Am 7. Dezember 1941 griffen japanische Kampfflugzeuge die in Pearl Harbour stationierte US-amerikanische Pazifikflotte an. Die USA nahmen diesen Vorfall zum Anlass, selbst aktiv in die Kriegshandlungen des Zweiten Weltkriegs einzugreifen. Im "Pazifikkrieg" wurde Japan anschließend immer weiter zurückgedrängt, bis es im August nach dem Abwurf der Atombomben über Hiroshima und Nagasaki im August des Jahres 1945 kapitulierte. Anschließend erklärte noch Russland den Krieg und annektierte die Kurilen. Nach dem Zweiten Weltkrieg war das japanische Staatsgebiet wieder auf eine Größe wie zum Ende des 19. Jahrhunderts zusammengeschrumpft.
Wiederaufbau und jüngere Geschichte
Nach dem Zweiten Weltkrieg war Japan ein völlig zerstörtes Land, welches langsam wieder aufgebaut werden musste. Japans Militärapparat wurde zunächst komplett abgeschafft, die "Kriegsverbrecher" stellte man vor Gericht - gegen mehrere hundert Offiziere wurde die Todesstrafe verhängt. Die USA richteten militärische Stützpunkte in Japan ein und machten das Land zu einem strategischen Partner im Kalten Krieg mit der Sowjetunion. 1947 wurde eine neue Verfassung verabschiedet.
Mit der neuen Verfassung ist die politische und militärische Macht des japanischen Kaiser praktisch nicht mehr gegeben - er ist nur mehr Symbol des Staates. Die offizielle Besetzung Japans durch die Siegermächte des Zweiten Weltkriegs (organisiert durch den US-General Douglas MacArthur) endete im Jahr 1952 durch die Verabschiedung eines Friedensabkommens. Wie in Deutschland wurde eine neue Verteidigungsarmee aufgestellt, welche von den USA gelenkt wurde. Im "Koreakrieg" (1950 bis 1953) operierten die US-Streitkräfte von japanischem Boden aus.
In den 1950er und 1960er Jahren kam es in Japan wieder zu einem starken Wirtschaftswachstum und zu einem schnellen Anstieg des Lebensstandards weiter Teile der Bevölkerung. 1973 wurde die japanische Wirtschaft durch die internationale Ölkrise stark getroffen, denn als rohstoffarmes aber stark industrialisiertes Land ist Japan vom Ölimport hochgradig abhängig. Trotzdem begann die Wirtschaft in den 1970er Jahren weiter zu wachsen.
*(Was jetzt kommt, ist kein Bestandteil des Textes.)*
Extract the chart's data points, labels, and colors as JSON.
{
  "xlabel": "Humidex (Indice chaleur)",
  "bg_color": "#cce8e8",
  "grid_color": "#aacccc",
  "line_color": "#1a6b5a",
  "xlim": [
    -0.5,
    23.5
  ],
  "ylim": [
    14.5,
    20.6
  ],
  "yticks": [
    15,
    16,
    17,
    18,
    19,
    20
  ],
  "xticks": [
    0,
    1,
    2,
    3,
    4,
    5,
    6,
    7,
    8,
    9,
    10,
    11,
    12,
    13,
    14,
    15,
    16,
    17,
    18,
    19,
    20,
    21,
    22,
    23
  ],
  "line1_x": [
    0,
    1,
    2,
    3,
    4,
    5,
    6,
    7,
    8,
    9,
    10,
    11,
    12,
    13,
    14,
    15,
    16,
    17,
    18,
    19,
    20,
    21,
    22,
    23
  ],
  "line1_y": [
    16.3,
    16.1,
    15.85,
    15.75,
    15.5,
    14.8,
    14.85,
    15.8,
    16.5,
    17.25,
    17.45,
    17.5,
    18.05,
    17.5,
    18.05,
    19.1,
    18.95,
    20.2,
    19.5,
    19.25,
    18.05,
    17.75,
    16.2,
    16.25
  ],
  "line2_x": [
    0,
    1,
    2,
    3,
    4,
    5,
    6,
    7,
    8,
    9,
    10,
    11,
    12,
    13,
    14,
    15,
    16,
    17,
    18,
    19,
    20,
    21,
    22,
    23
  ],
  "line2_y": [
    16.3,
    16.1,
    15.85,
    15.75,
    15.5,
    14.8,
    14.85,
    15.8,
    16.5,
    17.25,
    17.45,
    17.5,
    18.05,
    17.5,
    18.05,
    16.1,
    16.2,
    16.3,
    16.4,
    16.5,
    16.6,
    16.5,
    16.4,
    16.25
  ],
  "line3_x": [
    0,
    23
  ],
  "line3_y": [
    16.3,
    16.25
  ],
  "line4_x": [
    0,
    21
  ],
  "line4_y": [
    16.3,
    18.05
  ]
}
Dieser Trend kehrte sich in den 1980er Jahren um. Die Aufwertung der japanischen Währung Yen gegenüber dem Dollar ab 1985 spielte bei dieser Umkehr eine Rolle. Das Platzen einer Spekulationsblase im Jahr 1990 führte zu einer folgenschweren Finanzkrise, welche sich in den 1990er Jahren zu einer politischen Krise ausweitete und die japanische Staatsverschuldung weiter in die Höhe schraubte. Erst im neuen Jahrtausend ist Japans wirtschaftliche Lage wieder stabiler.
Katastrophe nationalen Ausmaßes ereignete sich im März 2011, als infolge des Tohoku-Erdbebens am 11. März ein Tsunami die elektrische Versorgung des Atomkraftwerks Fukushima Daiichi beschädigte. Reaktorkerne und Brennstäbe konnten nicht mehr ausreichend gekühlt werden, so dass es zu einer Unfallserie mit mehreren Kernschmelzen kam. Mehrere zehntausend Menschen mussten "evakuiert" ("umgesiedelt") werden, die Natur ist in weitem Umkreis radioaktiv verstrahlt.